Stanwyck gets arrested during the Christmas holidays for shoplifting and MacMurray, the Assistant District Attorney, prosecutes her. The trial starts just before Christmas, but is postponed and MacMurray posts Stanwyck’s bail so she won’t spend Christmas in jail. He’s going back home to Indiana for the holiday, and when he learns that she is a fellow Hoosier, he offers give her a lift . . . the rest pure 1940’s sentimental hockum at its best, mainly due to the watchability of the two stars. Also starring is Beulah Bondi, aka Ma Bailey, and Sterling Holloway. Do yourself a favor and catch this delightful warm-hearted movie when TCM airs it Dec. 24 at 12am Eastern.

I don’t think that Young at Heart is considered a “Christmas movie” but it comes to a climax on Christmas Eve so that qualifies it in my book. I absolutely love this movie and it’s good any time of year. Here’s just four of the reasons why: Frank Sinatra, Doris Day, Gig Young and Ethel Barrymore. Based on an earlier film, Four Daughters, Sinatra plays the character originally played by John Garfield, and in my opinion, it’s Sinatra’s best role ever. Both Doris and Frankie Boy do some singing and best of all, the recordings used for Sinatra’s songs are of him with just a small combo (guitar, piano, bass and drums), with no big band to get in the way. I believe you will only find these recordings in this movie. When Sinatra bends a certain note in “Someone to Watch Over Me” and when he sings “Just One of Those Things” in an empty barroom as he’s waiting to leave town, it’ll tear your heart out.

Lots of smaltz in Young at Heart, too. The message is pretty much the same as the Capra film and it may seem corny and simplistic, but when you watch it consider this: the suicide rate is higher during December than any other month.

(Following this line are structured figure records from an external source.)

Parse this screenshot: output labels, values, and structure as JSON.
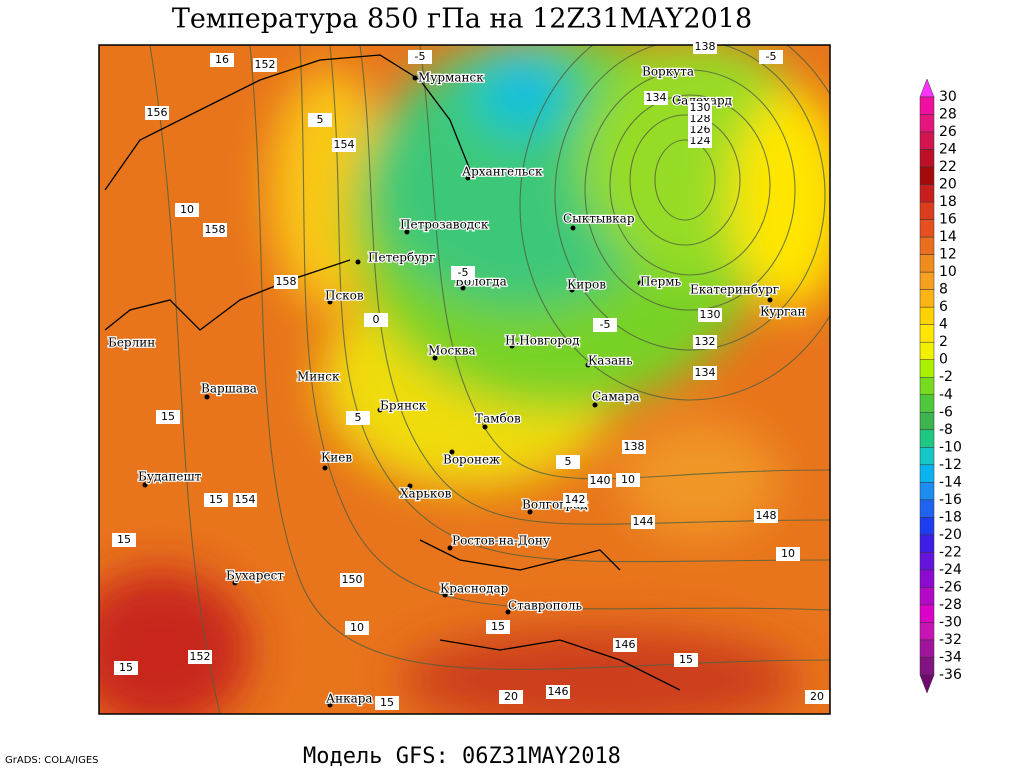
{
  "header": {
    "title": "Температура 850 гПа на 12Z31MAY2018"
  },
  "footer": {
    "model": "Модель GFS: 06Z31MAY2018",
    "credit": "GrADS: COLA/IGES"
  },
  "cities": [
    "Мурманск",
    "Воркута",
    "Салехард",
    "Архангельск",
    "Петрозаводск",
    "Сыктывкар",
    "Петербург",
    "Вологда",
    "Псков",
    "Киров",
    "Пермь",
    "Екатеринбург",
    "Курган",
    "Берлин",
    "Москва",
    "Н.Новгород",
    "Казань",
    "Минск",
    "Варшава",
    "Самара",
    "Брянск",
    "Тамбов",
    "Воронеж",
    "Киев",
    "Будапешт",
    "Харьков",
    "Волгоград",
    "Ростов-на-Дону",
    "Бухарест",
    "Краснодар",
    "Ставрополь",
    "Анкара"
  ],
  "contour_labels": [
    152,
    156,
    154,
    158,
    158,
    154,
    150,
    152,
    146,
    146,
    148,
    144,
    142,
    140,
    138,
    134,
    132,
    130,
    124,
    126,
    128,
    130,
    134,
    138,
    -5,
    -5,
    -5,
    -5,
    0,
    5,
    5,
    5,
    10,
    10,
    10,
    10,
    15,
    15,
    15,
    15,
    15,
    15,
    15,
    20,
    20,
    16
  ],
  "colorbar": {
    "labels": [
      30,
      28,
      26,
      24,
      22,
      20,
      18,
      16,
      14,
      12,
      10,
      8,
      6,
      4,
      2,
      0,
      -2,
      -4,
      -6,
      -8,
      -10,
      -12,
      -14,
      -16,
      -18,
      -20,
      -22,
      -24,
      -26,
      -28,
      -30,
      -32,
      -34,
      -36
    ],
    "colors": [
      "#ff33ff",
      "#f00fa0",
      "#e6147d",
      "#d21450",
      "#be0f28",
      "#a50a0a",
      "#c81e1e",
      "#dc3c1e",
      "#e6501e",
      "#eb6e1e",
      "#f08c1e",
      "#f5a01e",
      "#fab414",
      "#ffd200",
      "#ffe600",
      "#f0f000",
      "#aaf000",
      "#78dc1e",
      "#50c83c",
      "#3cb450",
      "#1ec882",
      "#14c8c8",
      "#0ab4f0",
      "#1e8cf0",
      "#1e64f0",
      "#1e3cf0",
      "#3c1ee6",
      "#6414dc",
      "#8c0ad2",
      "#b40ac8",
      "#dc00c8",
      "#c814b4",
      "#a0149b",
      "#821482",
      "#6e0a6e"
    ]
  }
}
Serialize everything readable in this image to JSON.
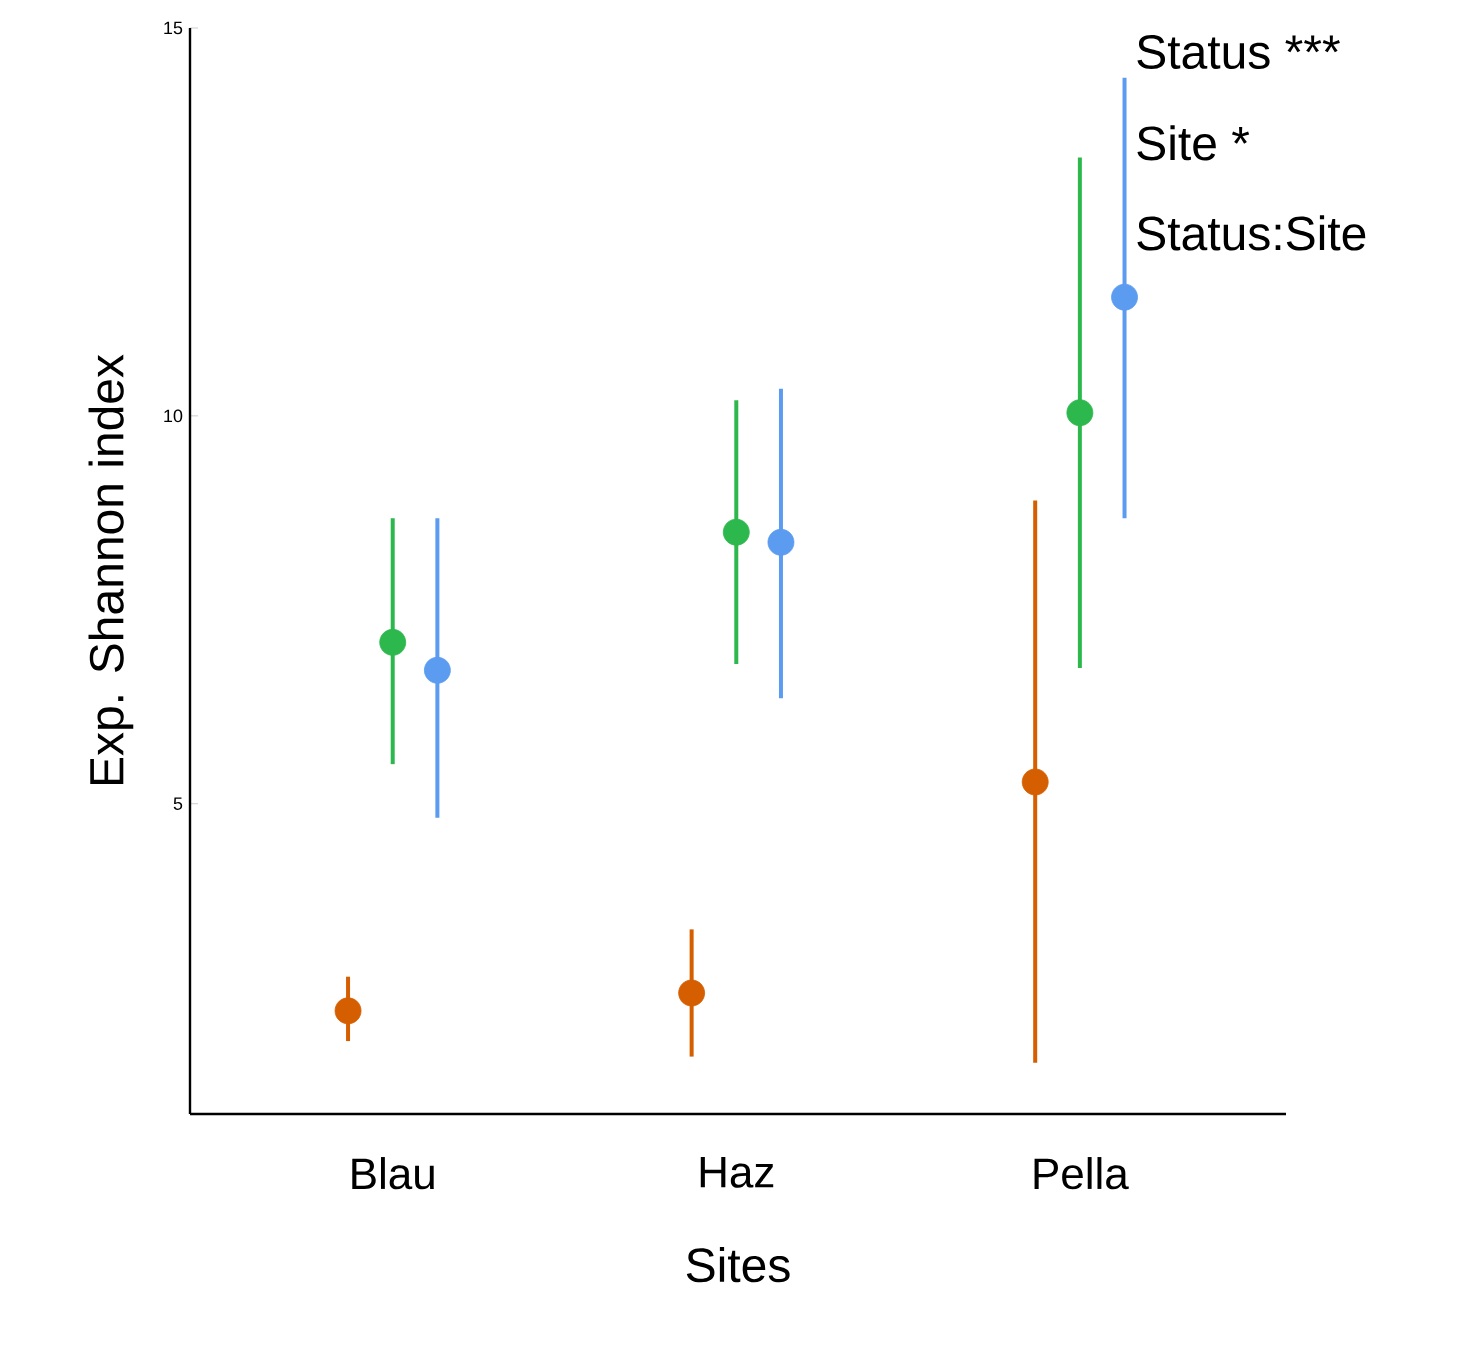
{
  "chart_data": {
    "type": "scatter",
    "xlabel": "Sites",
    "ylabel": "Exp. Shannon index",
    "categories": [
      "Blau",
      "Haz",
      "Pella"
    ],
    "ylim": [
      1,
      15
    ],
    "yticks": [
      5,
      10,
      15
    ],
    "marker": "circle",
    "series": [
      {
        "color": "#d55e00",
        "values": [
          2.33,
          2.56,
          5.28
        ],
        "errors": [
          [
            1.94,
            2.77
          ],
          [
            1.74,
            3.38
          ],
          [
            1.66,
            8.91
          ]
        ]
      },
      {
        "color": "#2db84d",
        "values": [
          7.08,
          8.5,
          10.04
        ],
        "errors": [
          [
            5.51,
            8.68
          ],
          [
            6.8,
            10.2
          ],
          [
            6.75,
            13.33
          ]
        ]
      },
      {
        "color": "#5b9bf0",
        "values": [
          6.72,
          8.37,
          11.53
        ],
        "errors": [
          [
            4.82,
            8.68
          ],
          [
            6.36,
            10.35
          ],
          [
            8.68,
            14.36
          ]
        ]
      }
    ],
    "annotations": [
      "Status ***",
      "Site *",
      "Status:Site"
    ]
  }
}
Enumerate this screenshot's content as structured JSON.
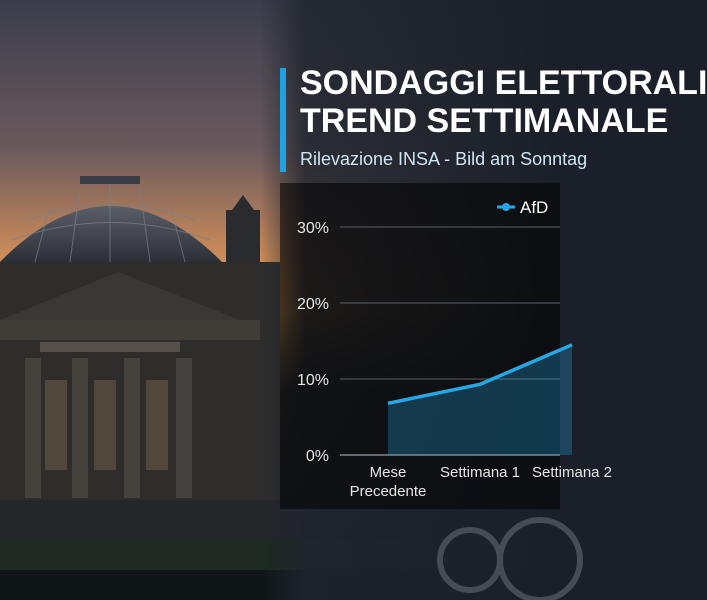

Honorable Mentions: Christmas in Connecticut (with the amazing Ms. Stanwyck), Holiday Affair (Robert Mitchum, Janet Leigh), The Lemon Drop Kid (Bob Hope), White Christmas (Bing Crosby, Danny Kaye, Rosemary Clooney, and that wonderful 1950’s Techicolor color), Bad Santa (Billy Bob Thornton and the Coen Brothers), and Die Hard 2 (terrorists taking over air traffic control at a Washington DC airport on Christmas eve, what more could you ask for?).

There are others, and perhaps some great Christmas movies I don’t know about, but that’s the cream of the crop for me.

Christmastime is not a universally happy time. There’s the above statistic and they also say it’s the most likely time of the year to experience depression. Some people truly enjoy the season, others feel like it’s something they have to endure or they just grin and bear it.

I say you don’t have to suffer through the season. The key to surviving the holidays is as follows: meditate regularly, watch some of these movies, and don’t be ashamed to enjoy them or to cry.


One thought on “A Buddhist’s Guide to Christmas Movies

  1. Fantastic, David. Thank you. Couldn’t agree more — nothing more sweet than the tears of a movie like these. We just watched 34th street — the message to me was that the joy of an open heart creates myths that feeds lives — and feeding lives is wonderful.